Clonidine has been used in anesthesia for its sedative and analgesic properties, and to achieve greater hemodynamic stability with reduction in intra-ocular pressure. This study evaluated the clinical effects of intravenous clonidine (2.5 microg.kg(-1)) on the intra-ocular pressure (IOP), hemodynamic parameters, and post-anesthetic recovery in the surgical treatment of cataract.

METHODS

This is a randomized, double-blind, placebo-controlled study that included patients undergoing cataract surgery under peribulbar block. After placement of monitoring devices, baseline (M0) values of IOP, mean arterial pressure (MAP), heart rate (HR), SpO2, and the degree of sedation (Ramsay) were determined. Afterwards, placebo (Group P) or clonidine (Group C) was administered intravenously. After 30 minutes, at Moment 1 (M1), measurements were repeated, and once again at the end of the surgery, at Moment 2 (M2).

RESULTS

The change in IOP between M0 and M1 was different for both groups, 14.5% in Group C and 5.25% in Group P (p = 0.01), and the means remained reduced until M2. Mean arterial pressure in Group C showed a 17% reduction from M0 to M1 and increased 3.5% in Group P (p < 0.001) and in Group C it showed a recovery at M2 (p = 0.17). The heart rate decreased 6.4% in Group C and 1% in Group P (p = 0.1) from M0 to M1. There was a greater sedation in Group C when compared with Group P (p < 0.001) but there was no cases of respiratory depression.

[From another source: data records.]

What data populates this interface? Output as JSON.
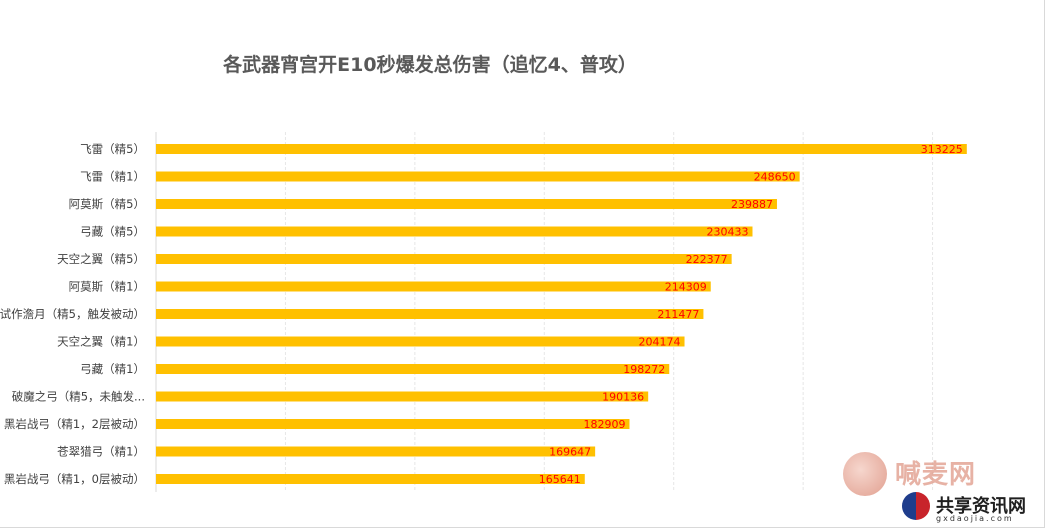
{
  "chart_data": {
    "type": "bar",
    "orientation": "horizontal",
    "title": "各武器宵宫开E10秒爆发总伤害（追忆4、普攻）",
    "categories": [
      "飞雷（精5）",
      "飞雷（精1）",
      "阿莫斯（精5）",
      "弓藏（精5）",
      "天空之翼（精5）",
      "阿莫斯（精1）",
      "试作澹月（精5，触发被动）",
      "天空之翼（精1）",
      "弓藏（精1）",
      "破魔之弓（精5，未触发...",
      "黑岩战弓（精1，2层被动）",
      "苍翠猎弓（精1）",
      "黑岩战弓（精1，0层被动）"
    ],
    "values": [
      313225,
      248650,
      239887,
      230433,
      222377,
      214309,
      211477,
      204174,
      198272,
      190136,
      182909,
      169647,
      165641
    ],
    "xlim": [
      0,
      350000
    ],
    "grid": true,
    "bar_color": "#ffc000",
    "label_color": "#ff0000"
  },
  "watermark": {
    "brand1": "喊麦网",
    "brand1_dj": "DJ",
    "brand2": "共享资讯网",
    "brand2_sub": "gxdaojia.com"
  }
}
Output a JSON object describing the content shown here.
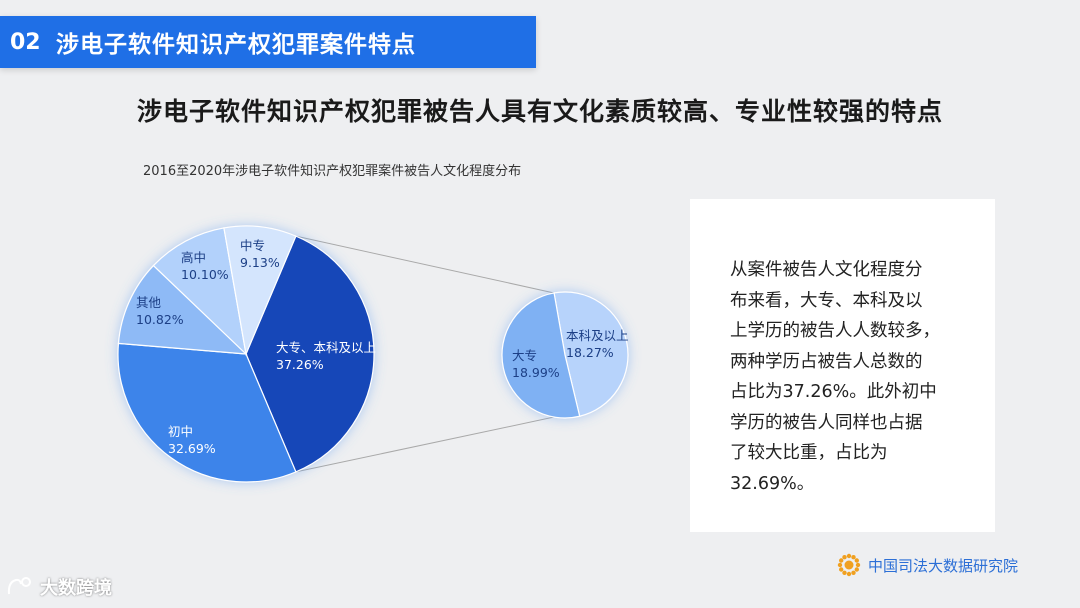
{
  "section": {
    "number": "02",
    "title": "涉电子软件知识产权犯罪案件特点"
  },
  "headline": "涉电子软件知识产权犯罪被告人具有文化素质较高、专业性较强的特点",
  "chart_title": "2016至2020年涉电子软件知识产权犯罪案件被告人文化程度分布",
  "chart_data": {
    "type": "pie",
    "title": "2016至2020年涉电子软件知识产权犯罪案件被告人文化程度分布",
    "slices": [
      {
        "label": "大专、本科及以上",
        "value": 37.26,
        "display": "37.26%",
        "color": "#1546b8"
      },
      {
        "label": "初中",
        "value": 32.69,
        "display": "32.69%",
        "color": "#3c84ea"
      },
      {
        "label": "其他",
        "value": 10.82,
        "display": "10.82%",
        "color": "#8ebaf6"
      },
      {
        "label": "高中",
        "value": 10.1,
        "display": "10.10%",
        "color": "#b2d1fb"
      },
      {
        "label": "中专",
        "value": 9.13,
        "display": "9.13%",
        "color": "#d4e5fd"
      }
    ],
    "breakdown": {
      "parent": "大专、本科及以上",
      "slices": [
        {
          "label": "本科及以上",
          "value": 18.27,
          "display": "18.27%",
          "color": "#b7d3fb"
        },
        {
          "label": "大专",
          "value": 18.99,
          "display": "18.99%",
          "color": "#7fb1f3"
        }
      ]
    }
  },
  "text_box": {
    "lines": [
      "从案件被告人文化程度分",
      "布来看，大专、本科及以",
      "上学历的被告人人数较多，",
      "两种学历占被告人总数的",
      "占比为37.26%。此外初中",
      "学历的被告人同样也占据",
      "了较大比重，占比为",
      "32.69%。"
    ]
  },
  "logo_text": "中国司法大数据研究院",
  "watermark_text": "大数跨境",
  "colors": {
    "accent": "#1f6fe6",
    "logo": "#2c6fd6"
  }
}
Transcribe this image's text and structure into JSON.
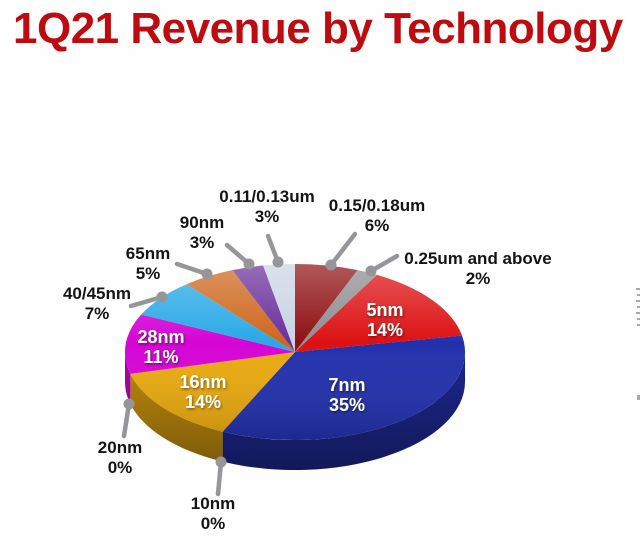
{
  "page": {
    "title": "1Q21 Revenue by Technology",
    "title_color": "#BE0B10",
    "background": "#FEFEFE"
  },
  "chart_data": {
    "type": "pie",
    "title": "1Q21 Revenue by Technology",
    "unit": "%",
    "style": "3d",
    "start_angle_deg": 90,
    "direction": "clockwise",
    "legend_position": "none",
    "callout_color": "#96969A",
    "slices": [
      {
        "label": "0.15/0.18um",
        "value": 6,
        "color": "#8F1013",
        "label_placement": "outside"
      },
      {
        "label": "0.25um and above",
        "value": 2,
        "color": "#8E8E90",
        "label_placement": "outside"
      },
      {
        "label": "5nm",
        "value": 14,
        "color": "#DD1113",
        "label_placement": "inside"
      },
      {
        "label": "7nm",
        "value": 35,
        "color": "#2230AC",
        "label_placement": "inside"
      },
      {
        "label": "10nm",
        "value": 0,
        "color": "#888888",
        "label_placement": "outside"
      },
      {
        "label": "16nm",
        "value": 14,
        "color": "#E9A90F",
        "label_placement": "inside"
      },
      {
        "label": "20nm",
        "value": 0,
        "color": "#888888",
        "label_placement": "outside"
      },
      {
        "label": "28nm",
        "value": 11,
        "color": "#D505D5",
        "label_placement": "inside"
      },
      {
        "label": "40/45nm",
        "value": 7,
        "color": "#29A9E6",
        "label_placement": "outside"
      },
      {
        "label": "65nm",
        "value": 5,
        "color": "#CE671E",
        "label_placement": "outside"
      },
      {
        "label": "90nm",
        "value": 3,
        "color": "#6A2F9B",
        "label_placement": "outside"
      },
      {
        "label": "0.11/0.13um",
        "value": 3,
        "color": "#C9D4E2",
        "label_placement": "outside"
      }
    ]
  }
}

The relative risk of intraoperative hypertension was 0.657 (CI 95% 0.517 to 0.835) in Group C, p < 0.01. Differences in the incidence of tachycardia, hypoxemia, hypotension, and increased hospital staying were not observed between both groups.

CONCLUSIONS

Clonidine, under the conditions of the present study, showed to be a safe drug and decreased IOP and the intraoperative risk of hypertension without delaying hospital discharge.